Parole in Place: Special Immigration Option for Spouses, Parents and Children of U.S. Military Servicemembers and Veterans

On November 15, 2013, U.S. Citizenship and Immigration Services (USCIS), Office of the Director, announced a new initiative in partnership with the U.S. Department of Defense, called the “Parole in Place” program for spouses, parents, and children of U.S. military service members and veterans.

This program provides relief to certain immediate family members of military service members and veterans by allowing them to complete their applications for permanent resident status inside the United States instead of in their native country. In this way, these military families are able to avoid the stressful, painful, and possibly lengthy separations from their loved ones that are necessary in order to complete the immigration process from outside the United States.

What is Parole in Place?

In immigration law, “parole” refers to the decision by Immigration authorities to permit an individual to enter the United States without formally granting “admission” to that person.

Immigration authorities exercise this authority only when compelled to do so by “urgent humanitarian reasons or significant public benefit,” under Section 212(d)(5)(A) of the Immigration and Nationality Act.

If an individual is granted “Parole in Place,” that means that he or she is permitted to “enter” the United States without the person actually leaving or physically re-entering the United States.

What is the benefit of receiving Parole in Place?

Parole in Place is an important benefit for immediate relatives of U.S. Citizens because an immediate relative of a U.S. Citizen who has been paroled into the United States will generally be eligible to apply for legal permanent residence inside the United States.

Otherwise, if an immediate relative of a U.S. Citizen has not been admitted or paroled, he or she usually has to apply for their permanent resident status from outside the country.

Who qualifies for Parole in Place?

Spouses, children, and parents of active-duty or veteran U.S. military service members (including members of the Selected Reserve of the Ready Reserve) may apply. They will need to show that they merit a favorable exercise of discretion in their case.
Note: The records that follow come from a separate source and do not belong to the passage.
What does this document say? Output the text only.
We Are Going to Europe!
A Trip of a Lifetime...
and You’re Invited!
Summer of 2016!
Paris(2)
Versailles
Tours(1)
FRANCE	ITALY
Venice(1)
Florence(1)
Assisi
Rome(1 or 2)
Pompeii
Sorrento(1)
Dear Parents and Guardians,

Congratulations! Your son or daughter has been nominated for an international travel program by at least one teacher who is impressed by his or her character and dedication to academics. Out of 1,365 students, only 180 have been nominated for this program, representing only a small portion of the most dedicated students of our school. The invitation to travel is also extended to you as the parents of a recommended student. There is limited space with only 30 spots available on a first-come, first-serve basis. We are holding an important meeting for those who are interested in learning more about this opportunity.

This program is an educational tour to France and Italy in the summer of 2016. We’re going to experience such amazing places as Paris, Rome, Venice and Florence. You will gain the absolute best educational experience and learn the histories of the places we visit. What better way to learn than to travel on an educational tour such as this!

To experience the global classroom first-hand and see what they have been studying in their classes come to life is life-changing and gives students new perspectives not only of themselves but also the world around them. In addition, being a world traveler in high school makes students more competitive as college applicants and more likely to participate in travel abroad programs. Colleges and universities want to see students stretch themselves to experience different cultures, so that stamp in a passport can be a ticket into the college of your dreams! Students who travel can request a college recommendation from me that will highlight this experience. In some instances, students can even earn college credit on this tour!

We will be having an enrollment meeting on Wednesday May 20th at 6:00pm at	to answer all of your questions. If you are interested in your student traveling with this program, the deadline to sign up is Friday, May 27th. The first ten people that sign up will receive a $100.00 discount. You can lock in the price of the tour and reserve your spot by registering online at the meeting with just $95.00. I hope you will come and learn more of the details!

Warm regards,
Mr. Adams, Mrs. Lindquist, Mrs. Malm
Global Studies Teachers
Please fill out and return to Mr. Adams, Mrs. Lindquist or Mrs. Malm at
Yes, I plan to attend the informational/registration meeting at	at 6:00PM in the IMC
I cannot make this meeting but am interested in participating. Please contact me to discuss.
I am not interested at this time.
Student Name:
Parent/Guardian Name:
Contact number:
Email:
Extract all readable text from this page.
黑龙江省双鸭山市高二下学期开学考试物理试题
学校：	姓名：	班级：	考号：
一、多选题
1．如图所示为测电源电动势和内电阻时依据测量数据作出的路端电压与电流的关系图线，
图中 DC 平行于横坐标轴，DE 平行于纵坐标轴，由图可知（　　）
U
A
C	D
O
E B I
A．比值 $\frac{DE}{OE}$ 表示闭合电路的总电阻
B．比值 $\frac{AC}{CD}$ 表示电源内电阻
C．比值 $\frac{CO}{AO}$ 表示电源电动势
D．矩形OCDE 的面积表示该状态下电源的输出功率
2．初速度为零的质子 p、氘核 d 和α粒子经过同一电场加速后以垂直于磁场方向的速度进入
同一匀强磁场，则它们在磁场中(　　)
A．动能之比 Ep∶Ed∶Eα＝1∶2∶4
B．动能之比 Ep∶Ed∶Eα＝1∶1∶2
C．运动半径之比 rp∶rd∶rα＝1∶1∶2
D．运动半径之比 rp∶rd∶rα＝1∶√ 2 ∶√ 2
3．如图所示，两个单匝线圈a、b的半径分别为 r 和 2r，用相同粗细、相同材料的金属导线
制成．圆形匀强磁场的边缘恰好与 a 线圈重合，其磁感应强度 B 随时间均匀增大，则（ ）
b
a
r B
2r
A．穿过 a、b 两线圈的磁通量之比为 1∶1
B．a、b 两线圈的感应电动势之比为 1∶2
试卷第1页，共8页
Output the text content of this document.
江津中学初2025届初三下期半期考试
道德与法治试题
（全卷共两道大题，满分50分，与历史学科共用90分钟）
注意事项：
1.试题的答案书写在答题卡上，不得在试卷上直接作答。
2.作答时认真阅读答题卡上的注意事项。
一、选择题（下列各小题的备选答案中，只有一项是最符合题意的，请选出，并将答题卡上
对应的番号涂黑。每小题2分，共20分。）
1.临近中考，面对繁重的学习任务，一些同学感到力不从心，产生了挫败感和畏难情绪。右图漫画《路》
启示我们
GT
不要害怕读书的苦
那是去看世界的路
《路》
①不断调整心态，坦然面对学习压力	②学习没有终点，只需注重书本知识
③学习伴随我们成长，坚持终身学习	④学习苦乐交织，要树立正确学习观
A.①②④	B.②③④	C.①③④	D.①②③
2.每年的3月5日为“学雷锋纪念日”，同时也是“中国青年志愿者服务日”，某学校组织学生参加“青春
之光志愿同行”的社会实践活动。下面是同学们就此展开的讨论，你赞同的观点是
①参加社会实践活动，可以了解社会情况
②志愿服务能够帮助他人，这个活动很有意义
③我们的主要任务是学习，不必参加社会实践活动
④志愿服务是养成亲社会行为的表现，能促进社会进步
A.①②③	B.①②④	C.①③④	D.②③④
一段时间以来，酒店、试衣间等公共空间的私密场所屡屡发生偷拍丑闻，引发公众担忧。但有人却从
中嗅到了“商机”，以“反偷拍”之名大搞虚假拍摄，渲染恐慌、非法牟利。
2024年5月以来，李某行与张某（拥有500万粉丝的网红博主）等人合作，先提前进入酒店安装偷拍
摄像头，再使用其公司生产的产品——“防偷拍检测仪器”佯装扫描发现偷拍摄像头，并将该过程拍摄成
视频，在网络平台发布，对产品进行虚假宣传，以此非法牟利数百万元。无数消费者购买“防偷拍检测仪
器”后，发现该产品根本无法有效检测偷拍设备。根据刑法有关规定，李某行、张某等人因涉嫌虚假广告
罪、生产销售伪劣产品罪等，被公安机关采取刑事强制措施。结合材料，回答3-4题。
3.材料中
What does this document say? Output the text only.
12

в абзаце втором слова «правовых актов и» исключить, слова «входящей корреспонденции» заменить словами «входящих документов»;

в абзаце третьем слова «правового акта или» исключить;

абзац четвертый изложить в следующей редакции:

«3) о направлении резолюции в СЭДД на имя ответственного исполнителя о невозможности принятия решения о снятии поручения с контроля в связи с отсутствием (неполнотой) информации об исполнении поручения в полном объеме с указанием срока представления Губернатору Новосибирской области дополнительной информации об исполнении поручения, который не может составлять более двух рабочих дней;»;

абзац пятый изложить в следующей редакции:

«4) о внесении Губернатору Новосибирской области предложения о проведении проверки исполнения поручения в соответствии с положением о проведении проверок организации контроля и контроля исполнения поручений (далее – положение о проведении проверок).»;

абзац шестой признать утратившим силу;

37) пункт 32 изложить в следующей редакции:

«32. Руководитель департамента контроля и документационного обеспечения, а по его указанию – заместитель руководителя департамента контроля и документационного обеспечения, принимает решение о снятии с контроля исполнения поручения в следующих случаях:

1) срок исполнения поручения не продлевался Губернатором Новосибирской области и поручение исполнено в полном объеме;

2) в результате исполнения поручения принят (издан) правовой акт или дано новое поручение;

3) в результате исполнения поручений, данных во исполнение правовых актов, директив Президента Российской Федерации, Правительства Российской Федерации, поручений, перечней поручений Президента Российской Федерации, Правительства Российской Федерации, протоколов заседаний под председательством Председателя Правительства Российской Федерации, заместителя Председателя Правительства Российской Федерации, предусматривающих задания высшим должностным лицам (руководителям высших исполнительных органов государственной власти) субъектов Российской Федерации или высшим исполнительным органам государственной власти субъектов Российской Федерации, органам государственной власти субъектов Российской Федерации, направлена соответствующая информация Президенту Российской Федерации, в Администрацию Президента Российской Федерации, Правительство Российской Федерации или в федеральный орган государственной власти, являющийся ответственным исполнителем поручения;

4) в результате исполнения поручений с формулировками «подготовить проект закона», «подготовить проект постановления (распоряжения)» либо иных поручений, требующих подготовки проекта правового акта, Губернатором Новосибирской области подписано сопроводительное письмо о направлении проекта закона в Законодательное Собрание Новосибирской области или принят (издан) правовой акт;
How does one apply for Parole in Place?

Following the November 15, 2013, Policy Memorandum, USCIS field offices around the country have been developing programs and procedures to accept and decide Parole in Place applications.

In order to apply for Parole in Place, applicants will need to submit a Form I-131 Application without fee, evidence of the family relationship (spouse, parent, or child), evidence of the service member or veteran’s military service, passport-size photographs of the applicant, and evidence of positive discretionary factors. The application is filed with the Director of the Field Office having jurisdiction over the applicant’s place of residence.

Parole in Place is not automatic or guaranteed in any case. Rather, the Field Office Director will review each application on a case-by-case basis and will only make a decision after conducting background checks and a full review of the applicant’s criminal and immigration history.